S.E. sei dann der beste Zeitpunkt gekommen, eine neue Regelung zu treffen. Er dürfe seinen Vorschlag wiederholen, es zunächst bei dem bisherigen Zustand zu belassen. Im übrigen werde natürlich eine Mißbilligung gegenüber der Regierung von Ansbach ausgesprochen werden.
Staatsminister Bezold ersucht, die Angelegenheit nochmals in den Fraktionen besprechen zu lassen. Der ganze Vorfall gehe doch zweifellos auf eine bestimmte Absicht zurück.
Ministerpräsident Dr. Hoegner stellt abschließend fest, daß der Ministerrat den Bericht zur Kenntnis genommen habe und ihn den Fraktionen mitteilen werde. Er bitte aber die Änderung der Verordnung zum Schulorganisationsgesetz bald vorzunehmen.
Auf Frage von Staatsminister Bezold erklärt Ministerpräsident Dr. Hoegner, es sei nicht Sache der Staatsregierung, die Eltern darüber aufzuklären, daß sie die Möglichkeit hätten, einen Antrag auf Errichtung einer Gemeinschaftsschule zu stellen. Nach der Bayer. Verfassung seien Bekenntnisschule und Gemeinschaftsschule gleichberechtigt, es sei Sache der Eltern und der Parteien, sich darum zu kümmern. Allerdings stehe fest, daß in Dinkelsbühl ein schwerwiegender Fehler dadurch begangen worden sei, daß man vollendete Tatsachen geschaffen habe.12
Der Ministerrat beschließt
1. Ministerialrat Dr. Karl Riedl (Staatsministerium des Innern) und
2. Ministerialrat Dr. Hermann Feneberg (Staatsministerium des Innern) zu Ministerialdirigenten im Staatsministerium des Innern zu ernennen.

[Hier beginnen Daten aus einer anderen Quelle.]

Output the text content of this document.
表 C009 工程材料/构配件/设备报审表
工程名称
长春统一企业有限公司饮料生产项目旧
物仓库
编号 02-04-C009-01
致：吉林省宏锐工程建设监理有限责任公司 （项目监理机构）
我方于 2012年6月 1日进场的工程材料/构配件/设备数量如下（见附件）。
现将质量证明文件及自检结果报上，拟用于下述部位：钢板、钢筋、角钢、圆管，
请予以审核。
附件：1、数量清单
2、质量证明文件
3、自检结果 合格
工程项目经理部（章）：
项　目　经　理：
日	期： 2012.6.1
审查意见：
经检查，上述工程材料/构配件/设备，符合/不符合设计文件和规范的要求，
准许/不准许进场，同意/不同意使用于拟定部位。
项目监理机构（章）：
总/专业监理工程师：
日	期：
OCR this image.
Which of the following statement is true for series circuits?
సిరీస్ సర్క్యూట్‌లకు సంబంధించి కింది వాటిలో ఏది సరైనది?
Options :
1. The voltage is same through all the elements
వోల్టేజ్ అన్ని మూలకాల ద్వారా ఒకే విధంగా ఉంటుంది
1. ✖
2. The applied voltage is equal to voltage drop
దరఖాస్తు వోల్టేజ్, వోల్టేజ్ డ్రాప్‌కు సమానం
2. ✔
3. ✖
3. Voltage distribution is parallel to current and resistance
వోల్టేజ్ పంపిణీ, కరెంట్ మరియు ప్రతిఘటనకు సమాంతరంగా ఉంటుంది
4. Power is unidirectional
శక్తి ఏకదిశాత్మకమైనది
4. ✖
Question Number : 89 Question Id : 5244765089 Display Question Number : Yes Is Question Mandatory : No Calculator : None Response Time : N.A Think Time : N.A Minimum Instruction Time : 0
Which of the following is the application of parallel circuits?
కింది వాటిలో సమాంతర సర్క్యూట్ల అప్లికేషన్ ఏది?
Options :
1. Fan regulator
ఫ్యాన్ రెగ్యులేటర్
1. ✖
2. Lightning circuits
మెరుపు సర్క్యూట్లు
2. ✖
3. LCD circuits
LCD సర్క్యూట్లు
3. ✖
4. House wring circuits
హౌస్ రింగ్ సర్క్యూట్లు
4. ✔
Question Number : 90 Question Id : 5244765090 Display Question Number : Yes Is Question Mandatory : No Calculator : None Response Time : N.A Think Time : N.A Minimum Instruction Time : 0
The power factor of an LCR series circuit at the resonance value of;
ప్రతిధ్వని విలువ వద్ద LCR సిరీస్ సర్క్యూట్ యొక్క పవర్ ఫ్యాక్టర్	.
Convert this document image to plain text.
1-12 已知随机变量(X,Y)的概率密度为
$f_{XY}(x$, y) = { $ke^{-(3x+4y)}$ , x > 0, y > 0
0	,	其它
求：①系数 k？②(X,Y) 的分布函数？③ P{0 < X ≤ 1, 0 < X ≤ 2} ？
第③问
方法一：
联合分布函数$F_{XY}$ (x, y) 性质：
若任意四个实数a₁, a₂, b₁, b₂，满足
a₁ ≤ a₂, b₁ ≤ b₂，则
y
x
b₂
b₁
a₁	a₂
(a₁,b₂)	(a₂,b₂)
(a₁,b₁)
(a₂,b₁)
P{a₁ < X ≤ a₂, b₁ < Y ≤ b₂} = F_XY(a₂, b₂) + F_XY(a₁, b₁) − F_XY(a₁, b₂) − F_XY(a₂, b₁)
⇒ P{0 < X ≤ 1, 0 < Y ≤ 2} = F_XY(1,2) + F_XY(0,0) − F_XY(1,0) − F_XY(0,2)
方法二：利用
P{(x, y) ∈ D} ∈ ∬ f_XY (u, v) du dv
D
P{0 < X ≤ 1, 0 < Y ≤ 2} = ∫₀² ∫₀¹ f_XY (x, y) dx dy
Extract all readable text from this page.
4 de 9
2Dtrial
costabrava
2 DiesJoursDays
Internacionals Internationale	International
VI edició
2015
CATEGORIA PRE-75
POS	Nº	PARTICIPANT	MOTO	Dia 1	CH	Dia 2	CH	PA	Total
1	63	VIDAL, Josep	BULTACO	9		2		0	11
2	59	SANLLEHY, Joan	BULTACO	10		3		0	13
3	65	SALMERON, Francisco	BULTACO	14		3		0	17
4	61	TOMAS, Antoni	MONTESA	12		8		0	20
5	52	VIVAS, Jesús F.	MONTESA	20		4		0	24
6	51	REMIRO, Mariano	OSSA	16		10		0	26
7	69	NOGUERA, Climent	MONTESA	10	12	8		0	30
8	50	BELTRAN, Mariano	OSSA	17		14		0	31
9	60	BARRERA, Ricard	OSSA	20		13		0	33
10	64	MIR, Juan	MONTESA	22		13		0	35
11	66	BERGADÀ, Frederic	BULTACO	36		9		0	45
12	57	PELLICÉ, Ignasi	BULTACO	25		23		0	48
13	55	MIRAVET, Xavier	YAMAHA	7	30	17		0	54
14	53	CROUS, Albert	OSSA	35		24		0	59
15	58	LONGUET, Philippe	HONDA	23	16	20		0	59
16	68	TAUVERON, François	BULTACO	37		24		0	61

3. Ernennung des Regierungspräsidenten in Augsburg13
Staatsminister Dr. Geislhöringer gibt bekannt, er beabsichtige, Ministerialrat Dr. Fellner (Staatsministerium des Innern) zum Regierungspräsidenten von Schwaben zu ernennen.
Während Staatssekretär Dr. Meinzolt auf Ministerialrat Wallenreiter (Staatsministerium für Unterricht und Kultus) verweist, bittet Staatssekretär Simmel, die Entscheidung noch zurückzustellen, da er noch eine Besprechung in den Fraktionen für erforderlich halte.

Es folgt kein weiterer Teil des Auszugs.